CHARLES NG: CHEATING DEATH
A Simple Theft
Although Charles Ng managed to elude a nationwide manhunt for thirty-four days, his penchant for shoplifting lead to his demise just as it had for Leonard Lake. On Saturday July 6, 1985, two security guards in a "Hudson Bay" store in Calgary approached Ng after he had attempted to leave the store with several grocery items secreted in a backpack. When they challenged him, Ng drew a gun and threatened them. A short scuffle followed, during which, one of the officers was shot in the hand before Ng was overpowered and taken into custody. He was later charged at Calgary Metropolitan Police station with robbery, attempted robbery, possession of a firearm and attempted murder.
As Charles Ng prepared to face the courts, news of his arrest reached the Calaveras Task Force. Any elation at his capture was soon dispelled, however, when John Cosbie, the Canadian Justice Minister, announced that under the terms of a 1976 extradition treaty with the United States, he had refused the request for Ng's extradition as Canada, having abolished capital punishment, would not release any prisoner charged with a capital crime that carried the death penalty.

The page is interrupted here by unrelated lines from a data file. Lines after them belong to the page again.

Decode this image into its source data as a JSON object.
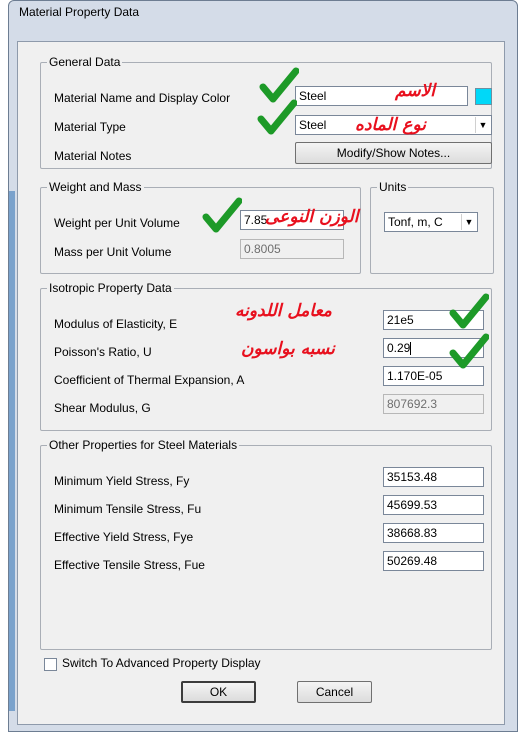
{
  "window": {
    "title": "Material Property Data"
  },
  "general": {
    "legend": "General Data",
    "name_label": "Material Name and Display Color",
    "name_value": "Steel",
    "display_color": "#00d8f8",
    "type_label": "Material Type",
    "type_value": "Steel",
    "notes_label": "Material Notes",
    "notes_button": "Modify/Show Notes..."
  },
  "weight": {
    "legend": "Weight and Mass",
    "weight_label": "Weight per Unit Volume",
    "weight_value": "7.85",
    "mass_label": "Mass per Unit Volume",
    "mass_value": "0.8005"
  },
  "units": {
    "legend": "Units",
    "value": "Tonf, m, C"
  },
  "isotropic": {
    "legend": "Isotropic Property Data",
    "e_label": "Modulus of Elasticity,  E",
    "e_value": "21e5",
    "u_label": "Poisson's Ratio,  U",
    "u_value": "0.29",
    "a_label": "Coefficient of Thermal Expansion,  A",
    "a_value": "1.170E-05",
    "g_label": "Shear Modulus,  G",
    "g_value": "807692.3"
  },
  "steel": {
    "legend": "Other Properties for Steel Materials",
    "fy_label": "Minimum Yield Stress, Fy",
    "fy_value": "35153.48",
    "fu_label": "Minimum Tensile Stress, Fu",
    "fu_value": "45699.53",
    "fye_label": "Effective Yield Stress, Fye",
    "fye_value": "38668.83",
    "fue_label": "Effective Tensile Stress, Fue",
    "fue_value": "50269.48"
  },
  "advanced": {
    "label": "Switch To Advanced Property Display",
    "checked": false
  },
  "buttons": {
    "ok": "OK",
    "cancel": "Cancel"
  },
  "annotations": {
    "name": "الاسم",
    "type": "نوع الماده",
    "weight": "الوزن النوعى",
    "elasticity": "معامل اللدونه",
    "poisson": "نسبه بواسون",
    "tick_color": "#1d9a28",
    "text_color": "#e8101e"
  }
}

After the US authorities had recovered from their shock, two San Francisco detectives were sent to interview Ng in his Calgary jail cell. He told them that it was Lake who was responsible for most of the Wilseyville killings but admitted helping to dispose of Paul Cosner's body. Following the interview, the US justice department made a renewed attempt to have Ng extradited but the Canadian authorities refused, as they were about to bring Ng to trial for offenses committed on Canadian soil. He was later tried and convicted on the Calgary shoplifting and assault charges and sentenced to four-and-a-half years imprisonment.

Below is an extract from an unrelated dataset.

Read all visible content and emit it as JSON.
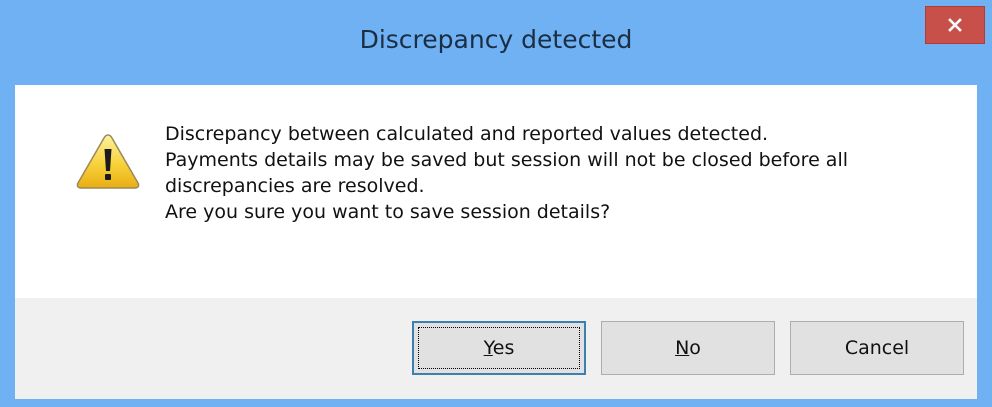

As Ng prepared to serve his sentence, the United States Justice Department began what would become a long and protracted battle to extradite Charles Ng. The battle lasted almost six years, during this period Ng spent most of his time studying American law. During the extradition proceedings, evidence was tabled that Ng had drawn several cartoons, which, according to US attorneys, showed details of the Wilseyville killings that only someone with an intimate knowledge of the killings could produce.